In OCCRP’s investigation, files from multiple tax havens, bank records, and internal Adani Group emails allowed reporters to identify two of the investors as Naseer Ali Shaban Ahli from the United Arab Emirates and Chang Chung-Ling from Taiwan. OCCRP’s investigation was published in collaboration with The Guardian and the Financial Times.

The two men invested hundreds of millions of dollars in publicly traded Adani stock through opaque investment funds based in the island nation of Mauritius. These investments also appear to have been coordinated with an Adani company.

Ahli and Chang’s trading in Adani Group stock is significant because both men are widely known to be closely linked to the Adani family, including appearing as shareholders and directors in affiliated companies. Indian law forbids insiders from owning more than 75 percent of a publicly listed company — a limit that their actions may have breached.
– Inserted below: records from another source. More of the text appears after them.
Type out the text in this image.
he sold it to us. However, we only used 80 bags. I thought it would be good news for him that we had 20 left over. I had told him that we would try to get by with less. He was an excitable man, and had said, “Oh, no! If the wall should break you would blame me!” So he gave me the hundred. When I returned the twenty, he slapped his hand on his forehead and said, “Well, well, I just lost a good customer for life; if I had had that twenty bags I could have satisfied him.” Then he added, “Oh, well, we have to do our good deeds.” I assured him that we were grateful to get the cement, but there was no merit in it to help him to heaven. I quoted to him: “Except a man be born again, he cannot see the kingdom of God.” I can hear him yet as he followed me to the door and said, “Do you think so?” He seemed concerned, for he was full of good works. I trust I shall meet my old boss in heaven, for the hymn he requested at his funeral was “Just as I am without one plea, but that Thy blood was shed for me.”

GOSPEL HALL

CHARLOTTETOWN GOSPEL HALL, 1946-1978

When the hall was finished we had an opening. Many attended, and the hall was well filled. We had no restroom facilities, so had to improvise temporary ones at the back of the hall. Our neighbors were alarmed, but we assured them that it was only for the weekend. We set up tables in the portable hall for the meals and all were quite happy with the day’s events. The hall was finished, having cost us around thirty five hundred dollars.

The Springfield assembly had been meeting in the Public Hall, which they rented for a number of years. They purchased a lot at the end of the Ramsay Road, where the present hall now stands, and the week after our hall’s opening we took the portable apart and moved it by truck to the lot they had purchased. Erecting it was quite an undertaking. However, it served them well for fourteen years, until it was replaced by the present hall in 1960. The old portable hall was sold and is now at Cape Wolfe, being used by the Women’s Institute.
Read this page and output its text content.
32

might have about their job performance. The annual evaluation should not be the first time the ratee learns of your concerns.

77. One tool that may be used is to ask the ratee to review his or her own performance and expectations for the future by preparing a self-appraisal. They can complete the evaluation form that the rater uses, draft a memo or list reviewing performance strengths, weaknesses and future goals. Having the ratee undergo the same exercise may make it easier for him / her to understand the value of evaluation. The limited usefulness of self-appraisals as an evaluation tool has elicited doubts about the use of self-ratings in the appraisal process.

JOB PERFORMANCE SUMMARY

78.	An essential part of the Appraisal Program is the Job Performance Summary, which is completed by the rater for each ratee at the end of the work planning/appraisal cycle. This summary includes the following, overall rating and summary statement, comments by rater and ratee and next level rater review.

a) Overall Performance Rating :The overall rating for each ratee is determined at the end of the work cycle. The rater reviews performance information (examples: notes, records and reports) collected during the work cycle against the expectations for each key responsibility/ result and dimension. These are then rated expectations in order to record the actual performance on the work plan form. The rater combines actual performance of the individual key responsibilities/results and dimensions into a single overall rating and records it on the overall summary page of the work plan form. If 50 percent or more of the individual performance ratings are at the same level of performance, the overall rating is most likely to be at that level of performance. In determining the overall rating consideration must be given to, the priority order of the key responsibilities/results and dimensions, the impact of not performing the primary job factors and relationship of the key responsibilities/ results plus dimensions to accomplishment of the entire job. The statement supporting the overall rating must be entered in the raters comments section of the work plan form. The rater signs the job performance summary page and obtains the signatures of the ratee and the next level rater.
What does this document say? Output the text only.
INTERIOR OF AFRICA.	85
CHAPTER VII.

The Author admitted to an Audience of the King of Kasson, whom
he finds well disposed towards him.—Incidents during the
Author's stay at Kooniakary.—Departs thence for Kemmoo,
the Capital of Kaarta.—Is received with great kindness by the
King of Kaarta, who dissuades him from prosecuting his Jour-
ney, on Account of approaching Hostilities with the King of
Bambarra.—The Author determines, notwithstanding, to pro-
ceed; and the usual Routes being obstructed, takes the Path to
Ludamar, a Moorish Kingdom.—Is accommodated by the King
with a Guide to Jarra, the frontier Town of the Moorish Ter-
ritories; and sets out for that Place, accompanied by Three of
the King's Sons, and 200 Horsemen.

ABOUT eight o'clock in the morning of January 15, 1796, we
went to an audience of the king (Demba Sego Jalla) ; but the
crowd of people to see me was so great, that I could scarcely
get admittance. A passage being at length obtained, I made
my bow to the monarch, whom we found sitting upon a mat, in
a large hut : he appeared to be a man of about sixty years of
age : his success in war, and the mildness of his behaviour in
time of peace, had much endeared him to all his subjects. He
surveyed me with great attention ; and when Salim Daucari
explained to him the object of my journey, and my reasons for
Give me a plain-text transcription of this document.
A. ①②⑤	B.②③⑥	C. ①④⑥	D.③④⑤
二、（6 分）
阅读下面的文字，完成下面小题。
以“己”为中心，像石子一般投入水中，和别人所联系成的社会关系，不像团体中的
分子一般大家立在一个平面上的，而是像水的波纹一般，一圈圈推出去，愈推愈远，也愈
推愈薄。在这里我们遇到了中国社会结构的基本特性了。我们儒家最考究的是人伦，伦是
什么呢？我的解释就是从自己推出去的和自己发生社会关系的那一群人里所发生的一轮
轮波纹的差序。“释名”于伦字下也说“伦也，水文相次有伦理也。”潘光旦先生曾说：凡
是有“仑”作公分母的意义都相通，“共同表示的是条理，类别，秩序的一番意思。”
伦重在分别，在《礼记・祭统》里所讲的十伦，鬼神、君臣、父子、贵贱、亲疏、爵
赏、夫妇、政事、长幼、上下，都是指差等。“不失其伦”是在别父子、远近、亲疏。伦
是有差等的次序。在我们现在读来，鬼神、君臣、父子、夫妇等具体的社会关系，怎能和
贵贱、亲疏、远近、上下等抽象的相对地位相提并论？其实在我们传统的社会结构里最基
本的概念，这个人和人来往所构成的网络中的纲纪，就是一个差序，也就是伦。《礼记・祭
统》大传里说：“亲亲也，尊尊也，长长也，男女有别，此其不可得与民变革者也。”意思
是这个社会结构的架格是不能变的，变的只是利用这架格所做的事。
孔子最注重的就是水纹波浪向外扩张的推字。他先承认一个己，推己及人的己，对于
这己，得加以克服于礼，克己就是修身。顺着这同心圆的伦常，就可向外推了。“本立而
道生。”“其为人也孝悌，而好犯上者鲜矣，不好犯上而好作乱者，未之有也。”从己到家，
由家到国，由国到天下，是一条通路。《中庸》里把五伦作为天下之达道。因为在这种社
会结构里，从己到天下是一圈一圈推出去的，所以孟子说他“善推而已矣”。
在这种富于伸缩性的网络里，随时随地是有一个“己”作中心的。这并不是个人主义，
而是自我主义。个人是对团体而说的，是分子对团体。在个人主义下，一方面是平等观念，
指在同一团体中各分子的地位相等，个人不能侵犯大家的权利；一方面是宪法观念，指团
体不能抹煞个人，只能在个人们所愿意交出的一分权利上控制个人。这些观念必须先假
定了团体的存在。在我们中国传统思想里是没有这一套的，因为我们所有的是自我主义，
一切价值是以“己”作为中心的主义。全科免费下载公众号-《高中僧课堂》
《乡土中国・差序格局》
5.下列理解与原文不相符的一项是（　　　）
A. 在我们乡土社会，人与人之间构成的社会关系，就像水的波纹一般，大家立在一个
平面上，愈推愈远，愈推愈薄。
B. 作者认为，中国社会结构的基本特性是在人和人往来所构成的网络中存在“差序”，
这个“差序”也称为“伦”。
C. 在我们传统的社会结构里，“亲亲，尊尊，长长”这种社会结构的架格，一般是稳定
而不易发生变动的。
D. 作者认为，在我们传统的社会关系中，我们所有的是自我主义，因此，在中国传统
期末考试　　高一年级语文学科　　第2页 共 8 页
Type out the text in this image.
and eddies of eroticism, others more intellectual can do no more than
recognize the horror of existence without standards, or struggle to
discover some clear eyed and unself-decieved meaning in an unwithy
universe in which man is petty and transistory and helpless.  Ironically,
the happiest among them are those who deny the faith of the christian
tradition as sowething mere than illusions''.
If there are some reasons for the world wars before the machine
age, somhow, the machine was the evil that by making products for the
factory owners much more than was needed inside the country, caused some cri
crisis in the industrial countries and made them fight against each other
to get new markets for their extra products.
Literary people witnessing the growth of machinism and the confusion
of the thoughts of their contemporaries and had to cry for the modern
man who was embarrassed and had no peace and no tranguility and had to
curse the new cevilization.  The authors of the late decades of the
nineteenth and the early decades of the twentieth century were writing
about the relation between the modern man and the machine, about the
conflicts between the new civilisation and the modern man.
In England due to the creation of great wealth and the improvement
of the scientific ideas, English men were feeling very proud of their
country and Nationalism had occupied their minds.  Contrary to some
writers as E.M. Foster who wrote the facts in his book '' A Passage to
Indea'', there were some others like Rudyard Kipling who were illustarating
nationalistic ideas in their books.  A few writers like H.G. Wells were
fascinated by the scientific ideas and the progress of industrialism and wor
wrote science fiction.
OCCRP reporters also obtained a letter that the Securities and Exchange Board of India (SEBI), the Indian regulator, received from the Directorate of Revenue Intelligence (DRI), India’s premier investigative agency under the Ministry of Finance, in 2014.

In the letter, the DRI noted that it had evidence that money from an alleged over-invoicing scheme perpetrated by Adani it was investigating had been sent to Mauritius — and was invested in Adani stock.

“The Indian market is ripe for stock manipulation. What you claim to have found is a broader indictment of the system,” Professor Aswath Damodaran, who teaches corporate finance and valuation at the Stern School of Business at New York University, told OCCRP on Friday.

Damodaran blamed SEBI, arguing that the regulator should have taken action back then.

“The SEBI are the actual culprits. The victim here is the long-term trust in the market,” he said.

Damodaran explained that the Adani Group is “the most highly-priced infrastructure company in the world, and many of its actions, including its spin-offs, have no discernible economic rationale.”

The veteran journalist N Ram asked on X, formerly known as Twitter, whether India’s SEBI & the Enforcement Directorate will “take cognizance of these investigative reports and investigate the fresh allegations? Or will there be an attempted cover-up, which is likely to fail? And will this new information come up before the Supreme Court of India, which is hearing the Adani-Hindenburg case?”

On Thursday, the Adani Group reiterated the denials it had already issued to OCCRP reporters in response to the allegations. However, its stocks fell into the red minutes after stock markets opened in India.